It shouldn’t come as a surprise that as a Los Angeles native and a USC applicant I was initially apprehensive about the ‘tired’ landscape that surrounds the campus. It wasn’t about safety concerns or about being too close to Mom and Dad, but the idea that in a metropolitan city, I’d still have to drive 10 miles to buy a shower caddy. Hopefully, though, concerns like those will soon become a thing of the past for applicants, students and faculty alike.
The university has recently released plans for a $900-million upgrade to University Village. The plan includes a six-screen cinema, shopping center, 2,000-car garage, faculty office building and housing facilities that will accommodate 5,000 students, 250 faculty apartments and a 150-room hotel. Los Angeles City Councilman Bernard C. Parks described the plan as the most ambitious commercial development in South Los Angeles in a generation. Of course ambition seems like it could only benefit the area, but local residents are concerned that this lofty development will prove detrimental to non-university-owned real estate, traffic and small businesses.
I was drawn to USC for its superior academic programs, inspiring faculty accolades and the spirit and creativity that seem to literally spill out onto Trousdale Parkway. But it was an inevitable truth that on a practical level, USC was missing something. Other schools of similar size and stature boast massive theaters, pedestrian shopping areas and hoards of cafés where students and faculty can gather. Take Northwestern’s Evanston, Ill., Michigan’s Ann Arbor or, dare I say it, Westwood. When USC officials were drawing up plans for University Village with architects at Elkus Manfredi, a firm that long ago established its name in L.A. with construction projects like The Grove and the Americana at Brand, they were particularly inspired by the changes that have taken place around the University of Pennsylvania. Crime rates have decreased around UPenn, and shops and housing stimulated the lagging economy of the area.
Local residents who aren’t connected to the university are concerned that the University Village will depreciate real estate values in the area, which currently caters predominantly to the student population. Houses currently occupied by students, however, may open up for low-income families that are perhaps displaced by the student demand and the new shops and eateries may bring more jobs into the community.
Increasing the housing options will decrease the costs, making off-campus living available at more reasonable prices for both students and locals. Still, Emiliano Rios, a senior majoring in communication, pointed out that developers will have to navigate a fine line between benefiting the community and usurping it.

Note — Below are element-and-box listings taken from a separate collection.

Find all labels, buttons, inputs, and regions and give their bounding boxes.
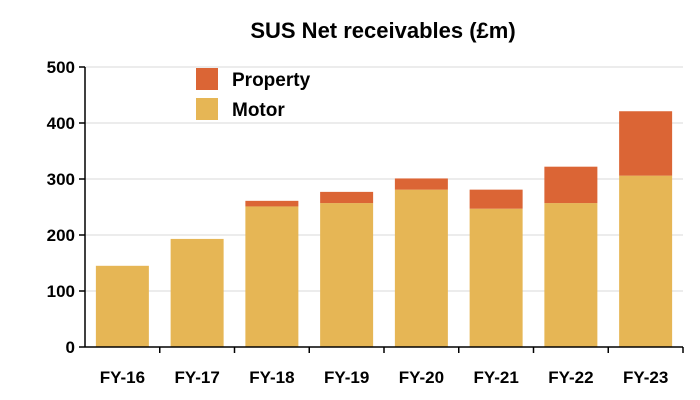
x-tick-label: FY-20 xyxy=(399,368,444,387)
bar-group xyxy=(95,111,673,347)
bar-property-fy-21 xyxy=(469,189,523,209)
y-tick-label: 200 xyxy=(47,226,75,245)
bar-motor-fy-19 xyxy=(320,203,374,347)
legend: Property Motor xyxy=(196,68,311,121)
x-axis-ticks: FY-16 FY-17 FY-18 FY-19 FY-20 FY-21 FY-22 FY-23 xyxy=(100,347,684,387)
bar-motor-fy-17 xyxy=(170,238,224,347)
legend-swatch-property xyxy=(196,68,218,90)
x-tick-label: FY-18 xyxy=(249,368,294,387)
bar-property-fy-19 xyxy=(320,191,374,204)
bar-motor-fy-21 xyxy=(469,208,523,347)
y-tick-label: 300 xyxy=(47,170,75,189)
bar-motor-fy-18 xyxy=(245,206,299,347)
x-tick-label: FY-21 xyxy=(473,368,518,387)
legend-label-property: Property xyxy=(232,70,311,91)
bar-property-fy-23 xyxy=(619,111,673,176)
bar-property-fy-22 xyxy=(544,166,598,204)
y-tick-label: 100 xyxy=(47,282,75,301)
legend-label-motor: Motor xyxy=(232,100,285,121)
y-tick-label: 400 xyxy=(47,114,75,133)
y-tick-label: 500 xyxy=(47,58,75,77)
bar-motor-fy-16 xyxy=(95,265,149,347)
bar-motor-fy-22 xyxy=(544,203,598,347)
x-tick-label: FY-22 xyxy=(548,368,593,387)
y-axis-ticks: 0 100 200 300 400 500 xyxy=(47,58,85,357)
bar-motor-fy-23 xyxy=(619,175,673,347)
bar-motor-fy-20 xyxy=(394,189,448,347)
legend-swatch-motor xyxy=(196,98,218,120)
x-tick-label: FY-17 xyxy=(174,368,219,387)
chart-title: SUS Net receivables (£m) xyxy=(250,18,515,43)
x-tick-label: FY-19 xyxy=(324,368,369,387)
bar-property-fy-20 xyxy=(394,178,448,190)
x-tick-label: FY-23 xyxy=(623,368,668,387)
y-tick-label: 0 xyxy=(66,338,75,357)
bar-property-fy-18 xyxy=(245,200,299,207)
x-tick-label: FY-16 xyxy=(100,368,145,387)
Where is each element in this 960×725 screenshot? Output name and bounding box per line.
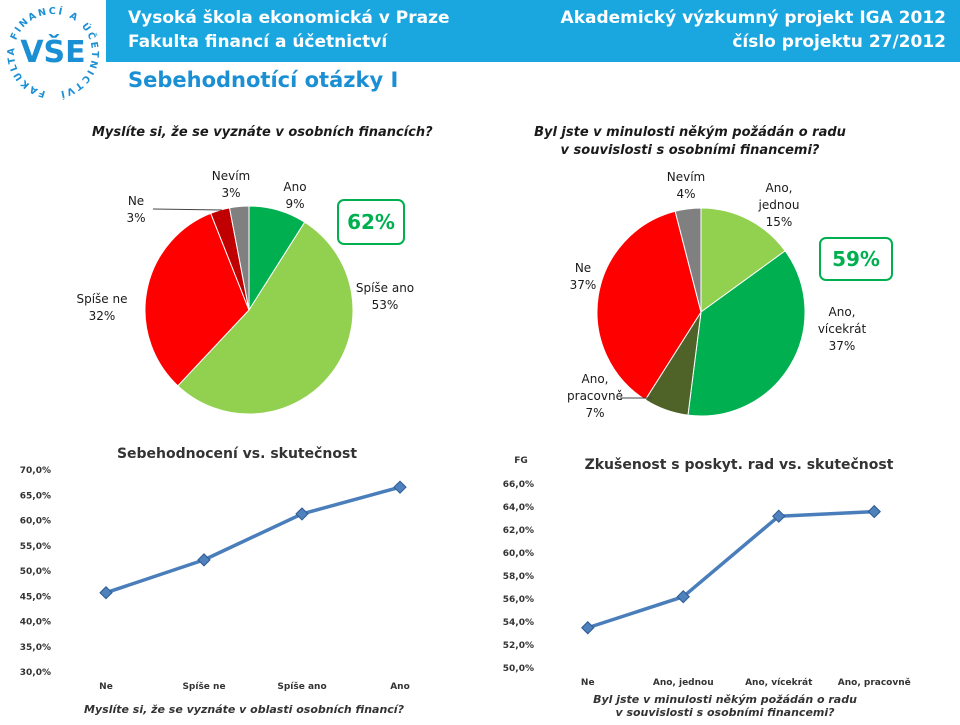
pie2-slice-ano-jednou bbox=[700, 207, 786, 313]
line2-series-line bbox=[587, 509, 875, 630]
pie2-slice-nevím bbox=[674, 207, 702, 313]
header-bar bbox=[0, 0, 960, 62]
line1-xtick: Ano bbox=[390, 682, 410, 692]
school-name: Vysoká škola ekonomická v Praze bbox=[128, 8, 450, 28]
line2-point bbox=[581, 621, 595, 635]
line2-ytick: 60,0% bbox=[503, 549, 534, 559]
pie1-label-nevím: Nevím 3% bbox=[212, 169, 250, 200]
line2-ytick: 62,0% bbox=[503, 526, 534, 536]
line2-point bbox=[676, 589, 690, 604]
vse-logo-icon: FAKULTA FINANCÍ A ÚČETNICTVÍ VŠE bbox=[6, 5, 98, 100]
line2-ytick: 52,0% bbox=[503, 641, 534, 651]
line1-point bbox=[393, 480, 407, 494]
line1-ytick: 35,0% bbox=[20, 643, 51, 653]
pie1-label-ano: Ano 9% bbox=[283, 180, 306, 211]
pie2-badge bbox=[819, 237, 893, 281]
pie1-slice-spíše-ne bbox=[144, 212, 250, 387]
line1-ytick: 55,0% bbox=[20, 542, 51, 552]
line2-title: Zkušenost s poskyt. rad vs. skutečnost bbox=[585, 457, 894, 473]
project-number: číslo projektu 27/2012 bbox=[732, 32, 946, 52]
pie2-slice-ano-vícekrát bbox=[687, 250, 806, 417]
line1-xtick: Spíše ne bbox=[182, 681, 225, 692]
pie1-slice-nevím bbox=[228, 205, 250, 311]
pie1-badge bbox=[337, 199, 405, 245]
pie2-question-line1: Byl jste v minulosti někým požádán o rad… bbox=[534, 125, 846, 140]
pie2-slice-ne bbox=[596, 210, 702, 401]
faculty-name: Fakulta financí a účetnictví bbox=[128, 32, 388, 52]
line2-ytick: 50,0% bbox=[503, 664, 534, 674]
line2-ylabel: FG bbox=[514, 456, 528, 466]
pie2-label-nevím: Nevím 4% bbox=[667, 170, 705, 201]
line1-ytick: 40,0% bbox=[20, 618, 51, 628]
line2-xtick: Ano, jednou bbox=[653, 678, 714, 688]
pie2-label-ano-pracovně: Ano, pracovně 7% bbox=[567, 372, 623, 420]
pie1-leader-ne bbox=[152, 208, 223, 211]
line2-point bbox=[772, 509, 786, 523]
pie2-label-ne: Ne 37% bbox=[570, 261, 597, 292]
project-name: Akademický výzkumný projekt IGA 2012 bbox=[560, 8, 946, 28]
line2-point bbox=[867, 504, 881, 519]
line1-ytick: 70,0% bbox=[20, 466, 51, 476]
line1-point bbox=[295, 507, 309, 521]
line1-title: Sebehodnocení vs. skutečnost bbox=[117, 446, 357, 462]
line1-point bbox=[197, 553, 211, 567]
line1-point bbox=[99, 586, 113, 600]
pie2-question: Byl jste v minulosti někým požádán o rad… bbox=[530, 124, 850, 160]
line2-ytick: 56,0% bbox=[503, 595, 534, 605]
line1-xtick: Ne bbox=[99, 682, 113, 692]
pie2-label-ano-jednou: Ano, jednou 15% bbox=[758, 181, 800, 229]
logo-text: VŠE bbox=[20, 33, 85, 70]
line1-series-line bbox=[105, 485, 401, 595]
line1-ytick: 65,0% bbox=[20, 491, 51, 501]
line2-ytick: 58,0% bbox=[503, 572, 534, 582]
slide-title: Sebehodnotící otázky I bbox=[128, 68, 399, 92]
pie1-slice-spíše-ano bbox=[177, 221, 354, 415]
line2-xtick: Ano, pracovně bbox=[838, 677, 911, 688]
line1-ytick: 30,0% bbox=[20, 668, 51, 678]
pie1-label-spíše-ano: Spíše ano 53% bbox=[356, 281, 414, 312]
pie1-badge-text: 62% bbox=[347, 210, 395, 234]
pie2-label-ano-vícekrát: Ano, vícekrát 37% bbox=[818, 305, 867, 353]
line2-ytick: 66,0% bbox=[503, 480, 534, 490]
line1-ytick: 45,0% bbox=[20, 592, 51, 602]
line2-xtick: Ano, vícekrát bbox=[745, 678, 813, 688]
line1-xlabel: Myslíte si, že se vyznáte v oblasti osob… bbox=[84, 703, 405, 716]
line1-xtick: Spíše ano bbox=[277, 681, 326, 692]
line2-xtick: Ne bbox=[581, 678, 595, 688]
pie1-question: Myslíte si, že se vyznáte v osobních fin… bbox=[92, 125, 433, 140]
pie2-question-line2: v souvislosti s osobními financemi? bbox=[560, 143, 820, 158]
line2-ytick: 54,0% bbox=[503, 618, 534, 628]
pie2-badge-text: 59% bbox=[832, 247, 880, 271]
logo: FAKULTA FINANCÍ A ÚČETNICTVÍ VŠE bbox=[0, 0, 106, 104]
line1-ytick: 50,0% bbox=[20, 567, 51, 577]
line1-ytick: 60,0% bbox=[20, 517, 51, 527]
pie1-label-ne: Ne 3% bbox=[126, 194, 145, 225]
pie1-label-spíše-ne: Spíše ne 32% bbox=[76, 292, 127, 323]
line2-ytick: 64,0% bbox=[503, 503, 534, 513]
line2-xlabel: Byl jste v minulosti někým požádán o rad… bbox=[593, 693, 857, 719]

“This kind of gentrification can be abrupt for families, and you can see it happening in other parts of Downtown L.A. with trendy restaurants and galleries moving in, and luxury lofts taking the place of family apartments,” Rios said. “I hope they manage it with class.”
This project is certainly in line with the revival that is gradually making its way Downtown. L.A. Live is a step in the right direction, but the thought of having an upgraded cinema and shopping area, topped with student and faculty housing all just across the street makes me want to give up my parking spot.
The most redeeming aspect of this proposal is its potential to further solidify USC as a residential campus. Students will have the opportunity to live in adjacent off-campus housing that doesn’t hinder their ability to participate in campus life. Faculty housing gives more professors the opportunity to stay close to campus, which will improve their accessibility to students and involvement in the USC community.
If the possibility of increased traffic is what’s troubling you, remember that this is Los Angeles and that impending annoyance is about as ubiquitous as the smog we breathe. Narrowing Jefferson Boulevard for the 35-acre development will actually drive the freeway traffic elsewhere and make the area surrounding campus more pedestrian friendly.
Giving South Los Angeles a more lively hub will not only satiate the USC students looking for entertainment and relaxation closer to their home away from home, but perhaps encourage people from other parts of the city to venture out to USC. Something tells me Trojans won’t mind taking some foot traffic out of Westwood.
Allegra Tepper is a freshman majoring in print journalism and digital media.